Reading the great cycle of Welsh epics known as the Mabinogion with the eye of a dreamer, we can discern an ancient account from the British Isles of the technique I call dream reentry – going back inside a dream in a conscious journey.

What follows is a simple retelling of the central part of a wonder story from the Mabinogion called “The Dream of Maxen Wledig”. King Maxen is the Emperor of Rome, and the dream woman who becomes his queen is Elen of Britain.

The King Who Dreams, and Reenters His Dream

A great king is out hunting with his men when he is overcome by the sudden urge to nap, under the heat of the sun. His men make a tent for him with their shields, set up on spears, on the slope beside the river, and once the king is away, floating rather than riding towards a mountain upstream that seems to touch the sky.

Beyond the mountain, he comes to a great plain, and beyond this a great harbor where he crosses a bridge made of ivory to board a ship that speeds him to a beautiful island in a Western sea. He surveys the whole land, and enters a castle where he finds two handsome young men playing a board game that is something like chess but has different plays and much greater stakes. Beyond them, a white-haired man with the air of majesty is enthroned in a chair with two eagles, fashioning new pieces for the game. In front of the royal game-maker is a woman who shines like the sun, lovely in her flowing white garment and red-gold clasps and armlets and necklaces, flashing with jewels. She rises to greet the traveler, and they are joined in an  embrace that claims the king’s heart.
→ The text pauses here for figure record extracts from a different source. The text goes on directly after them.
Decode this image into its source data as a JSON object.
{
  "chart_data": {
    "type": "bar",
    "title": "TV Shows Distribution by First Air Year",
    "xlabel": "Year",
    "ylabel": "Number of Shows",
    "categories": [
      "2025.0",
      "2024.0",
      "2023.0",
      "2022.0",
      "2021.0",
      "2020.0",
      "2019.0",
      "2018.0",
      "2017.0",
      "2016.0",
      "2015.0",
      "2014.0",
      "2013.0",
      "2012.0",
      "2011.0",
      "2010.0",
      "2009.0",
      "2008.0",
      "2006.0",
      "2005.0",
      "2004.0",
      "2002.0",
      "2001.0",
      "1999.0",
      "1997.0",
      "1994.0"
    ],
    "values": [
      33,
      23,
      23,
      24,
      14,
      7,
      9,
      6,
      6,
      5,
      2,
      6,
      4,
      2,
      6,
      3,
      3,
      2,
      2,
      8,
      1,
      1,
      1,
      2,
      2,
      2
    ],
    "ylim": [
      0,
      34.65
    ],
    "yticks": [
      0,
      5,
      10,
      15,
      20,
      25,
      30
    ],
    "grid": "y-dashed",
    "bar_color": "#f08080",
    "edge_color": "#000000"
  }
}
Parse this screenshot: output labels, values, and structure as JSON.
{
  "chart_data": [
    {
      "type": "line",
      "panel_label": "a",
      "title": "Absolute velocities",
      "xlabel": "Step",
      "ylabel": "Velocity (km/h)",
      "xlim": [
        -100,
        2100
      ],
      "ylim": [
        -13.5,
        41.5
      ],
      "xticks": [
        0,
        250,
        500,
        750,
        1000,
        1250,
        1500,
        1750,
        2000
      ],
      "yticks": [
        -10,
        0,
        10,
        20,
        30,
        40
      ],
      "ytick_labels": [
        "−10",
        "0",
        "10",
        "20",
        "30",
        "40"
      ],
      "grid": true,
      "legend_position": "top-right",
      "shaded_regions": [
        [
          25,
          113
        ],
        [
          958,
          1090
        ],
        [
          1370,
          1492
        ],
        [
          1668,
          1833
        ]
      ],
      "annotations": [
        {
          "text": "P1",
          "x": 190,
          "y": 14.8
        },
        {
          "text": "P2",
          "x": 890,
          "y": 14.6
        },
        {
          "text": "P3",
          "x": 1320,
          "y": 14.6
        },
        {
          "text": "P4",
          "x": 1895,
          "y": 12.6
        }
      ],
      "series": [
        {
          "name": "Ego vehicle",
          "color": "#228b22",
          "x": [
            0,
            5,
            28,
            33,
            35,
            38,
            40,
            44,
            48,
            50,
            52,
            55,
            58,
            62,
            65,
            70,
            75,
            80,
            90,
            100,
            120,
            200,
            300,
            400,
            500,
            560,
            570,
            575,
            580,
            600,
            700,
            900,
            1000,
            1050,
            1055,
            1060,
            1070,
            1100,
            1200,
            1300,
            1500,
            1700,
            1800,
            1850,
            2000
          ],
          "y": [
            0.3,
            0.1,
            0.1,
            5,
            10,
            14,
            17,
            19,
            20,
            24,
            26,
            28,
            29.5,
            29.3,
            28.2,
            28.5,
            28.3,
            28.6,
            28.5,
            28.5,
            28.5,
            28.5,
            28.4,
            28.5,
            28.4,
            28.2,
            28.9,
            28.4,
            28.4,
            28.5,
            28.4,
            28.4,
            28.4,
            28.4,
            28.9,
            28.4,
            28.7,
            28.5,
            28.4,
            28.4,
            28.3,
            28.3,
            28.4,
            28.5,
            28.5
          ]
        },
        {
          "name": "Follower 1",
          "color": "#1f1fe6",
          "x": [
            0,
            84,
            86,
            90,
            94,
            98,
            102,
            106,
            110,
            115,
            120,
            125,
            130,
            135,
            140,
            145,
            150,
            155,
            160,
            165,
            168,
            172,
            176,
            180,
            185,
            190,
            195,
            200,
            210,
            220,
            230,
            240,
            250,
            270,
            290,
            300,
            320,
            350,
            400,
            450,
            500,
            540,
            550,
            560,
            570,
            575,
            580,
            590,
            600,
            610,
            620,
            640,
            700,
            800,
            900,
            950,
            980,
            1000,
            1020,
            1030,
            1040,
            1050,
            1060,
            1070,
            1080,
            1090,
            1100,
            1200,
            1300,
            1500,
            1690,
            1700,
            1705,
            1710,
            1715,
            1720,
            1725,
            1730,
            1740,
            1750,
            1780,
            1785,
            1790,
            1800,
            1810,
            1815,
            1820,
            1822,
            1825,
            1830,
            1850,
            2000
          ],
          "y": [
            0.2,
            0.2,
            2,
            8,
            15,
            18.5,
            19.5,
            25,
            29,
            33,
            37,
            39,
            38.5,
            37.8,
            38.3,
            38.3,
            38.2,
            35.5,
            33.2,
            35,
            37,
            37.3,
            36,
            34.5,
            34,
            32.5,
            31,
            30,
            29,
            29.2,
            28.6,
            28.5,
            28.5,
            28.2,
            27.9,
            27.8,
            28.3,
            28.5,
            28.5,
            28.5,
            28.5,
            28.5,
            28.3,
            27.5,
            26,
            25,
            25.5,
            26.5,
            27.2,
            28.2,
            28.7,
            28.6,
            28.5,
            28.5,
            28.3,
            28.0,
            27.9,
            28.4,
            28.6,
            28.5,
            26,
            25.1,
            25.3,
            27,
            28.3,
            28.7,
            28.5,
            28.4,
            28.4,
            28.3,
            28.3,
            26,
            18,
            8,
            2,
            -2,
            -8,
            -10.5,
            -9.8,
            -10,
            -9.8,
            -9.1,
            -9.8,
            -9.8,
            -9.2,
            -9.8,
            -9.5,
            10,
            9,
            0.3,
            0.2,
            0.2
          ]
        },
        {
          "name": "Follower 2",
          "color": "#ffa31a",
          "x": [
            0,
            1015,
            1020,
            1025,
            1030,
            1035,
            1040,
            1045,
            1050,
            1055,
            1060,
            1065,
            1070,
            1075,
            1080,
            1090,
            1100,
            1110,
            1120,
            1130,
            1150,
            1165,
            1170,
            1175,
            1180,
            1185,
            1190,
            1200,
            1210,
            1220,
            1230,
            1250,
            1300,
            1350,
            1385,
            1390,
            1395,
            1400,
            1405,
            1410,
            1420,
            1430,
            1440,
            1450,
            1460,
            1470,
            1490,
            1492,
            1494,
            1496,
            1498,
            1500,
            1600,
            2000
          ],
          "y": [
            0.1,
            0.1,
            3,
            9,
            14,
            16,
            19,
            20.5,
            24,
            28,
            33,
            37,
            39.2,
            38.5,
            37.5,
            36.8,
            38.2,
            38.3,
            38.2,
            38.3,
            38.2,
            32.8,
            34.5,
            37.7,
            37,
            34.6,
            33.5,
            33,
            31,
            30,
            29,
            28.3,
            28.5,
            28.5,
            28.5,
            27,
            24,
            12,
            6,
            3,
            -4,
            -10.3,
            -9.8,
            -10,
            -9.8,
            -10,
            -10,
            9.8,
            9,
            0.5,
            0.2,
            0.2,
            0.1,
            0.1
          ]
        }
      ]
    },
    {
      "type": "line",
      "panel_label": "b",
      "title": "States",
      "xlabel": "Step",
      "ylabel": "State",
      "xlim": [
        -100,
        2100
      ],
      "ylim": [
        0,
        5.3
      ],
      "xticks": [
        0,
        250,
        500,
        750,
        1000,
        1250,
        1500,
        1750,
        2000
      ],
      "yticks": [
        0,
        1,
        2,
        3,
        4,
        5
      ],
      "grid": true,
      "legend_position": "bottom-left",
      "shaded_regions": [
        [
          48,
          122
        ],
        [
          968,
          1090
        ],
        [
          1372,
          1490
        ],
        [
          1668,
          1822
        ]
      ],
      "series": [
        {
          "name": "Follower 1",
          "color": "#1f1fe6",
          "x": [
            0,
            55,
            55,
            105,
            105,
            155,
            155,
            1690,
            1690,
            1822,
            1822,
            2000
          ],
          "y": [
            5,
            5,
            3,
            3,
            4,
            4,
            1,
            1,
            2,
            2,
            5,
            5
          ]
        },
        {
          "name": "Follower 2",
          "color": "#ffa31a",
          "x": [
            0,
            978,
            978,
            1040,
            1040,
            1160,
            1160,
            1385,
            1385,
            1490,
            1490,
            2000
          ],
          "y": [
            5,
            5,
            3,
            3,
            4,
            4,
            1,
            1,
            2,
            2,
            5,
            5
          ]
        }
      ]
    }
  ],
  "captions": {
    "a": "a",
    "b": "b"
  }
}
They fit together, as one, on her throne.

When the noise of the world pulls him out of his dream, the king’s vital energy stays there. His soul has been claimed. He wants only to go back inside his dream and live with his beloved. His followers become troubled when he no longer joins their pleasures or speaks in their councils. When they confront him, warning him it is being said that the king is no longer fit to rule, the king tells his dream. The wise ones of the kingdom confer. They advise him to send his men out to search the world, for three full years, to find the woman of his dream. Perhaps the hope that she can be found will enable the king to keep enough of himself in the body to perform his duties. Nobody questions that the dream woman exists. She is somewhere, because the king finds her there whenever he dreams.
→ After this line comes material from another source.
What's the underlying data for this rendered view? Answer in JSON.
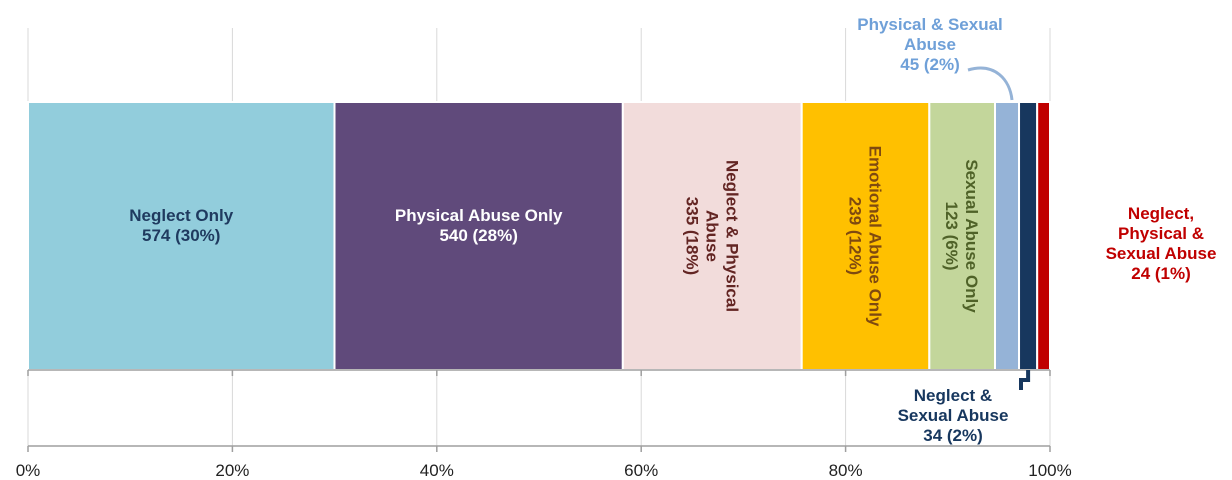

The searchers go out, and they fail in their mission. Now the advisers have a better idea: the seekers if the king returns to the place of his dream, and sets out from there in the direction he traveled in his dream, perhaps he will recognize the landmarks of his dream and they will take him to the lady who shines like the sun. The king delegates thirteen envoys to try this. They find the mountain that touches the sky, and the ivory bridge to the ship that takes him to the Western island, and the castle where young men play a game while a kingly man makes new pieces….and the woman who shines like the sun. She is not impressed by their rank and power. She will not go with them. If their king wants her, he most come and pay court to her himself.
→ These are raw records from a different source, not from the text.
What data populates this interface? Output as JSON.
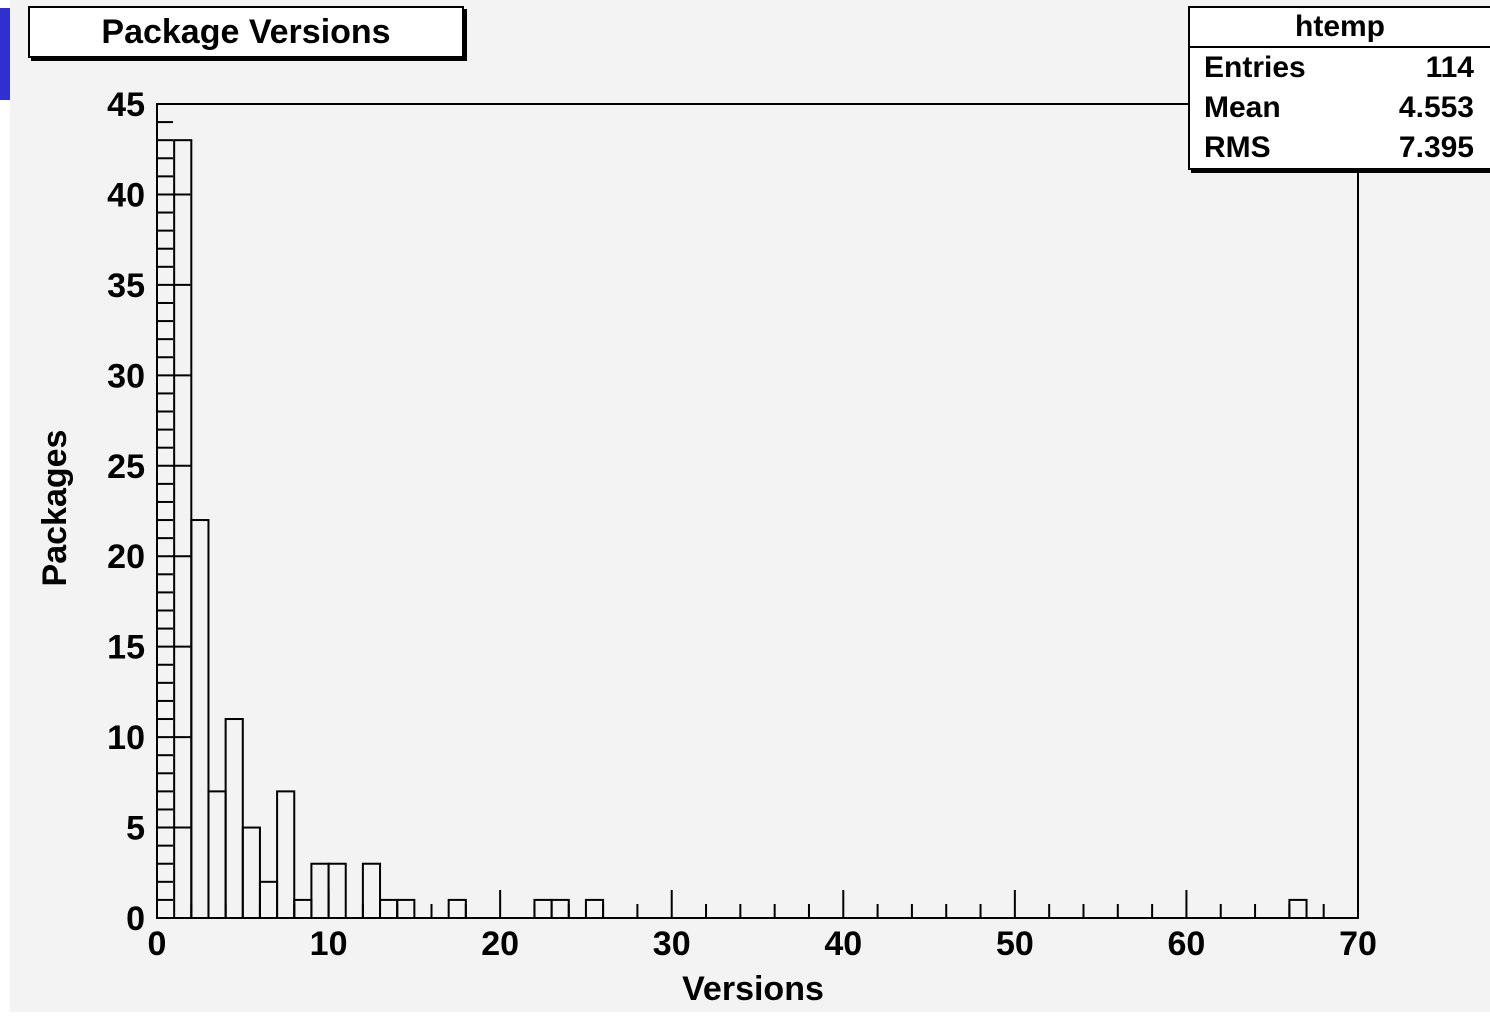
{
  "chart_data": {
    "type": "histogram",
    "title": "Package Versions",
    "xlabel": "Versions",
    "ylabel": "Packages",
    "xlim": [
      0,
      70
    ],
    "ylim": [
      0,
      45
    ],
    "bin_width": 1,
    "x_ticks": [
      "0",
      "10",
      "20",
      "30",
      "40",
      "50",
      "60",
      "70"
    ],
    "y_ticks": [
      "0",
      "5",
      "10",
      "15",
      "20",
      "25",
      "30",
      "35",
      "40",
      "45"
    ],
    "bins": [
      {
        "x": 1,
        "count": 43
      },
      {
        "x": 2,
        "count": 22
      },
      {
        "x": 3,
        "count": 7
      },
      {
        "x": 4,
        "count": 11
      },
      {
        "x": 5,
        "count": 5
      },
      {
        "x": 6,
        "count": 2
      },
      {
        "x": 7,
        "count": 7
      },
      {
        "x": 8,
        "count": 1
      },
      {
        "x": 9,
        "count": 3
      },
      {
        "x": 10,
        "count": 3
      },
      {
        "x": 12,
        "count": 3
      },
      {
        "x": 13,
        "count": 1
      },
      {
        "x": 14,
        "count": 1
      },
      {
        "x": 17,
        "count": 1
      },
      {
        "x": 22,
        "count": 1
      },
      {
        "x": 23,
        "count": 1
      },
      {
        "x": 25,
        "count": 1
      },
      {
        "x": 66,
        "count": 1
      }
    ],
    "stats": {
      "name": "htemp",
      "rows": [
        {
          "label": "Entries",
          "value": "114"
        },
        {
          "label": "Mean",
          "value": "4.553"
        },
        {
          "label": "RMS",
          "value": "7.395"
        }
      ]
    },
    "colors": {
      "canvas": "#f3f3f3",
      "line": "#000000",
      "backdrop_text": "#3030d0"
    }
  }
}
So the king takes the road of her dreams, and finds her sitting with her royal father as he makes pieces for the game that is no ordinary game. The golden-haired woman leaps into his embrace. They make love that night, and are married, and the king shares his power and his possessions with her as she directs. Just as she gave the king a road to her in his dreams, it is now the pleasure of this Lady of the Ways to make roads across the land.

Scholars discuss the history that has been shapeshifted in this tale, and mostly agree that a Spanish general in the armies of Rome – one Magnus Maximus – most closely resembles Maxen, although there are huge differences between their careers. Caitlin Matthews helps us to swim in the deeps of this Celtic tale of a dreaming king in her splendid book King Arthur and the Goddess of the Land.

If we will only go deep enough into this story,  we may discover, like the king, the way to bring soul back into the body and marry the worlds.    The map is inside the dream. Though the road brings love and healing and power in the physical world, the road moves through two worlds.

When the trackers, and then the king himself, go back to the place of the dream, they also practice dream reentry. The mountain as high as the sky is no worldly mountain; the bridge of ivory is no ordinary gangway. The most important part of the journey to the beloved of the soul – who is also a goddess of the land, and in this version the Sovereignty of Britain – is a dream journey.